There is a lot to praise with the current draft plan, but there are some sore points I'd like to address.
First, my idea to expand the ability of property owners to swap bike parking in lieu of required car parking has been included in the plan (Policy 1.2.3, Policy 1.2.7 A and B) - but only for City owned projects, multi-family residential, and only for a measly 5% of the required car parking! Come on guys, you can do much better than that. Open up the bike parking swap to all lot sizes (no more 10,000 sq. ft. of active use requirements). Open up the bike parking swap to more zones (and not just "Commercial" and "Manufacturing" zones). Finally, open up the potential for bike parking to save money and lower the costs of expanding a business or a building by allowing 50%, 75%, or 100% of required car parking to be replaced with quality, covered, bike parking.
Second, I see bike facilities mapped in my neighborhood, and I see policies (Policy 1.1.6 A) to "Increase opportunities for bicycle lanes on Major Class II road ways." What I don't see are scheduled timelines for North Figueroa Street (now designated to have a bike lane installed) in the implementation section of the plan. How about a capital improvement plan instead of a policy goal to implement a capital improvement plan? What I don't see is a mention of lane removal on a Major Class II Highway, except for a shared bike/bus lane. I love buses, but not when they're bearing down on me and my daughter. On the stretch of North Figueroa Street, in front of Flying Pigeon LA and the Bike Oven and continuing all the way up to York Boulevard, the road is easily 10,000 daily car trips shy of the MINIMUM capacity the road is designated for.
A car lane removal to install bike lanes on North Figueroa Street will degrade off-peak Level of Service but could, in fact, improve Level of Service overall by keeping a steady flow of vehicle traffic, moving at reduced speeds at all hours. This slower flow of car traffic will not trigger a winnable CEQA lawsuit, and it will drastically improve the lot of local businesses and the ability of residents to cross the street.
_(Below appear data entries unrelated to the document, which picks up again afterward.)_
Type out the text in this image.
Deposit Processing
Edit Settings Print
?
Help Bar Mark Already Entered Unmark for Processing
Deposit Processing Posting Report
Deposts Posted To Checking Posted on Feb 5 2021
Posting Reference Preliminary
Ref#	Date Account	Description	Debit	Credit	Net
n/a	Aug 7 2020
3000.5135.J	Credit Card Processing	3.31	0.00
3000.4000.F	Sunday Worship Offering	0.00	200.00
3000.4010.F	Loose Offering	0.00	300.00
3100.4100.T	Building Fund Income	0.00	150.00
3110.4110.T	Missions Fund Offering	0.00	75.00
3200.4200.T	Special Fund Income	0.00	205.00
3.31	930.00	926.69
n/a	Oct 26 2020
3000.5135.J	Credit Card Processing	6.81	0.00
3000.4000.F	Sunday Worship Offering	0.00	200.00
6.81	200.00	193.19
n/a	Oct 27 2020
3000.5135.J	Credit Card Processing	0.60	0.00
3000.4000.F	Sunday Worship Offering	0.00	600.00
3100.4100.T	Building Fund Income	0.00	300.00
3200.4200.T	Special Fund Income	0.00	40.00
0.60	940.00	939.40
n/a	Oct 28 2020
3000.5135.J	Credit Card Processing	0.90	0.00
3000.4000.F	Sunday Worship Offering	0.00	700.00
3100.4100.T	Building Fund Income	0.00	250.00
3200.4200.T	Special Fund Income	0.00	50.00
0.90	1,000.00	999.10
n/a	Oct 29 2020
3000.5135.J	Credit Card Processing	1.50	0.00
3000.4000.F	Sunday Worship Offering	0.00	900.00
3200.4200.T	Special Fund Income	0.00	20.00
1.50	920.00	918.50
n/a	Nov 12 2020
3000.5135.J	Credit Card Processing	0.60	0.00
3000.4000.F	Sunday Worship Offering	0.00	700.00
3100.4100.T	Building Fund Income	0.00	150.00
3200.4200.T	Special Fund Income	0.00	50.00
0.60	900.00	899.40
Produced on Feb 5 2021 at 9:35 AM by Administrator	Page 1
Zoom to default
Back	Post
Finally, I don't see any measures to measure! The data collection mentioned in the plan (Policy 3.2.5) is already being collected (manual traffic counts already capture bike trips and SWITRS data is already compiled in a database). The plan needs to call for a scheduled publishing of this data in a report and maps for councilmembers and the public to access. The plan calls only for "analysis" of this data - but when will this analysis be presented to the public? When will a reporter, a candidate for office, a concerned parent, or a school kid be able to quickly search for the 10 most deadly intersections in the city to bike? On a weekly basis? On a quarterly basis? On a yearly basis? Or, as the plan proposes, some time between 2010 and 2015 (with an unstated publishing date and unmentioned format). Give us some deadlines and specific, not just the old bureaucratic brush-off with a "staff shall" with no deadlines and no agreed-upon format.
This bike plan draft is a lot better than what was originally presented to us, but there are places for improvement. The bike parking swap needs to be embraced, strengthened, and allowed to have a chance in other zones. Maps and policy goals are fine, but Major Class II Highways need to be scheduled to be improved in this plan (not in a plan to plan). Our roads are already being surveyed, but that data is not being compiled - it is time to call for regular and timely publishing deadlines, open formats, and maps of bicycle use and traffic crashes.
With these small changes, I feel that this plan will have a better chance at actually making a difference as opposed to being another knocked-out paper brick, full of ideas parried and defeated by bureaucrats, sitting on a dusty shelf in City Hall.